Setting up the cost map configuration files

This again comes from the navigation stack setup robot tutorial that we mentioned earlier. I will explain how we set these configuration files up for our robot.

Common costmap configs

The link to our paramaters file can be found here.

The following part of the code describes to the costmap the footprint of the robot. It will be centered on the base_footprint frame and will extend to the footprint that you specify below in meters. The padding will specify if you want to create a little bit of a cushion between your footprint and the obstacles. The footprint should be calculated yourself and is very important. It will tell the planner of collisions. The inflation radius determines how much the obstacle is inflated. This is discussed in the inflation section above.
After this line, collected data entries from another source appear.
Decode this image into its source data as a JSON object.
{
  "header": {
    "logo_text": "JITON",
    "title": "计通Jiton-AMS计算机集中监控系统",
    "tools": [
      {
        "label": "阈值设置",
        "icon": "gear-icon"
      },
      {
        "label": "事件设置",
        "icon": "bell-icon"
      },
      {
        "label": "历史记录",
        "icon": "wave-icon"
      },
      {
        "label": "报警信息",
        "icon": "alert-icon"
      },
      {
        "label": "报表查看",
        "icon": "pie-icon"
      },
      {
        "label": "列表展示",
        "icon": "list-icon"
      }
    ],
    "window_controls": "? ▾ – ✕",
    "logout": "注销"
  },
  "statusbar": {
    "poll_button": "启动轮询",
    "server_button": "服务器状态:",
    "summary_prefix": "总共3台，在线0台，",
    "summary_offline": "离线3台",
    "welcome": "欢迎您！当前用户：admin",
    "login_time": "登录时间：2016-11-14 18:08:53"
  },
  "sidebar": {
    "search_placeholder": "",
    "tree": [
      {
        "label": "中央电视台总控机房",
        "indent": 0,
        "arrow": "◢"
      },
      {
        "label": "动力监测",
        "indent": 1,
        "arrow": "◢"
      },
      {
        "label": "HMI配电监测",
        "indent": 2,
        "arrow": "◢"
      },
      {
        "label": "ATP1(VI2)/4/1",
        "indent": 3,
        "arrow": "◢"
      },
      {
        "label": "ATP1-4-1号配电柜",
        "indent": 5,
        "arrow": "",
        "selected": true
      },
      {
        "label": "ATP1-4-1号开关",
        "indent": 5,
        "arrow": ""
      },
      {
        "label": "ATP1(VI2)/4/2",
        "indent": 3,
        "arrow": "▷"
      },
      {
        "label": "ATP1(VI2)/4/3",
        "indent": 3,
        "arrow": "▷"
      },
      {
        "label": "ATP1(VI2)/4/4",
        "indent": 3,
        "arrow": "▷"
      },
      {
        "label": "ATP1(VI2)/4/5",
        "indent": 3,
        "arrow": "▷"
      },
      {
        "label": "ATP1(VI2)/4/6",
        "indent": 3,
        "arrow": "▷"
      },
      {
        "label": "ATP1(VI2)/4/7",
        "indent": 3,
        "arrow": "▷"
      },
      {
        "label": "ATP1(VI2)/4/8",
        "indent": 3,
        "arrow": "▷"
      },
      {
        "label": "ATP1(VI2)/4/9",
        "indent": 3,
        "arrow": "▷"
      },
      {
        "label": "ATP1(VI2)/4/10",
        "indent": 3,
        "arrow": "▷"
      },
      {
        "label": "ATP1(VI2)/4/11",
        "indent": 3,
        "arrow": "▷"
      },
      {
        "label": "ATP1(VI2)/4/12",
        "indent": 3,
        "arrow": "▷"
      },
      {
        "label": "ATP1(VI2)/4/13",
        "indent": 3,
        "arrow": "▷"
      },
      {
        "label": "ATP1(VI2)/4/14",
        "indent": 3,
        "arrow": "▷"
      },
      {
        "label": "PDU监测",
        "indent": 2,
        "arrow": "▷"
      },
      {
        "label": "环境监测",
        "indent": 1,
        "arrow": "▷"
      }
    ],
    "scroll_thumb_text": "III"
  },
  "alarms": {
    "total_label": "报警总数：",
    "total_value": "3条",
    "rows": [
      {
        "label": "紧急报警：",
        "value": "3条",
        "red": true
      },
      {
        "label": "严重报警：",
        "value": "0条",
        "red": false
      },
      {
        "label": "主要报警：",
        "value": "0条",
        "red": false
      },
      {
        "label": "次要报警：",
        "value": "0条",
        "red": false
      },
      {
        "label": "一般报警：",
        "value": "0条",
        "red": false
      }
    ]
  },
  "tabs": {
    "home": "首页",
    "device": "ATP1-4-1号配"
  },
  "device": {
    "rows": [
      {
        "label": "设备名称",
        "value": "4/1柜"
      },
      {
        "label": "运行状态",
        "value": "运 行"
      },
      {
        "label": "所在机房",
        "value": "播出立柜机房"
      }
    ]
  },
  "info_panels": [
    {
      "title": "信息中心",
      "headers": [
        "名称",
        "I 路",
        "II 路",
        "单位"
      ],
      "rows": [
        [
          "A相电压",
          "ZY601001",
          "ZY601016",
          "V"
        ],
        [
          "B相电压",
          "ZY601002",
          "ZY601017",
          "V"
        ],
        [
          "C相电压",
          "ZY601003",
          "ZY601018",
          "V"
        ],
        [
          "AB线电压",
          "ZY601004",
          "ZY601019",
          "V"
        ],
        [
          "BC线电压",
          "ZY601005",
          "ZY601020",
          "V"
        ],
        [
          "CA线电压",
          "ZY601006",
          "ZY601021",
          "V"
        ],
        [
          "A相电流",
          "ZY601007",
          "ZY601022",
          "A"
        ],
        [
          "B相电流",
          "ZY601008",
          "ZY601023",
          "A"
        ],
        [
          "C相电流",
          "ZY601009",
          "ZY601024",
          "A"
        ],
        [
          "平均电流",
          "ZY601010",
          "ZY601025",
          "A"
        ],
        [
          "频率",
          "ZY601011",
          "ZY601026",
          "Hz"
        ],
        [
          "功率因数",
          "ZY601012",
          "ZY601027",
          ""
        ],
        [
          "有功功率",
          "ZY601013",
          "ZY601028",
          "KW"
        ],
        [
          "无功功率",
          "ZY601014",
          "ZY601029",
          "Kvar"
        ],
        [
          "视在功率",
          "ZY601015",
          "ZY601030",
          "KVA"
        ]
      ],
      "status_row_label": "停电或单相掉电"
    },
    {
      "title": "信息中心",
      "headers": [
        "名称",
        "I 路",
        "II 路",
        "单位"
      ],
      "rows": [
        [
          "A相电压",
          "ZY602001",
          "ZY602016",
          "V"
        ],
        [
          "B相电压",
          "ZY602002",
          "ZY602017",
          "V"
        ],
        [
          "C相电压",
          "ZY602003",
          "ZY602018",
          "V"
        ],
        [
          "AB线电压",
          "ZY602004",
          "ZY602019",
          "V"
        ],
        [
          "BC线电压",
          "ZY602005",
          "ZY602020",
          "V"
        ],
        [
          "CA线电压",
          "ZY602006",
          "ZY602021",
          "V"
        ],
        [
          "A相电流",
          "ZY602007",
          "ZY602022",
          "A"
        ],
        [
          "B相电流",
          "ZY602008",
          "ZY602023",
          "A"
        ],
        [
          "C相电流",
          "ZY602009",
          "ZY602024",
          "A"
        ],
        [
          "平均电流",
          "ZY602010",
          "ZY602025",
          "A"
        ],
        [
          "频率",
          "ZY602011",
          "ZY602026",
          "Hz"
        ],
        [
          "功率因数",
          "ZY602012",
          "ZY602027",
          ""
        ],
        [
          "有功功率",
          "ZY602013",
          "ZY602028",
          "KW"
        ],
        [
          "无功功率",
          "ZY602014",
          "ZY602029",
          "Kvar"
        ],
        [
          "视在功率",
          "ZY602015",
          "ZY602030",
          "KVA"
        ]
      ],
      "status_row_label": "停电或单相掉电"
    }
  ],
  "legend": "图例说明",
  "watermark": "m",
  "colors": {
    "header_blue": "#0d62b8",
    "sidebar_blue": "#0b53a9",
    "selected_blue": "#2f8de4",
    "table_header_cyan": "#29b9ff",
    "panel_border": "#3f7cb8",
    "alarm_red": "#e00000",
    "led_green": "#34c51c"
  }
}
footprint:[[ 0.3, 0.3], [-0.3, 0.3], [-0.3, -0.3], [ 0.3, -0.3]]
footprint_padding: 0.03
inflation_radius: 0.55

The next part is the most important as it will cause the costmap to fail if not specified correctly. We must tell the navigation stack which topic to listen to for the point cloud information. We must also specify the type of the source so that it knows how to handle it.

observation_sources:point_cloud_sensor

point_cloud_sensor:{sensor_frame: camera_rgb_frame, data_type: PointCloud2, topic: /camera/depth_registered/points, marking: true, clearing: true}

We are using an RGB-D sensor, and so we supply it with point_cloud_sensor for the observation_sources parameter.

The next section defines the point_cloud_sensor. We must specify the frame that we are looking in. This frame should be the frame that the point cloud information is in. We get this frame from the tf information that is posted by OpenNI. The data type is PointCloud2. We can find this by running the command

  rostopic info

On the topic that is publishing the point cloud information.

Local and global costmap configs

These configuration files are more self-explanatory and are found here:

Move Base Launch File

The launch file that we use, move_base.launch, is found here.

The early parts of the file are not informative and are setting up the transforms that I mentioned earlier. The bottom part is what you need to run:

<!-- Move Base Package -->
<node pkg="move_base" type="move_base" respawn="false" name="move_base" output="screen">

<rosparam file="$(find column)/costmap_common_params.yaml" command="load" ns="global_costmap" />

<rosparam file="$(find column)/costmap_common_params.yaml" command="load" ns="local_costmap" />

<rosparam file="$(find column)/local_costmap_params.yaml" command="load" />

<rosparam file="$(find column)/global_costmap_params.yaml" command="load" />

</node>

How to run the setup

In order to run the setup you must first run OpenNI in order to get your transforms from the lenses to camera_link. And then you must publish the transform from the map to the base_transform and the base_transform to the camera_link.

Our setup can be run by issuing the following commands in separate terminals or in a bash script.

 roslaunch openni2_launch openni2.launch depth_registration:=true
 roslaunch mavros px4.launch
 roslaunch column move_base.launch

Output

The output of the costmap is shown here. CostMap Output

Communications with PIXHAWK

The APM firmware stack is not as powerful as the PX4 firmware. In order to get communication from the PIXHAWK flight controller to the onboard computer you need to use the Telem 1 or Telem 2 port to transfer information through UART. More information can be found here. You can also transfer through USB, which is often unreliable, however.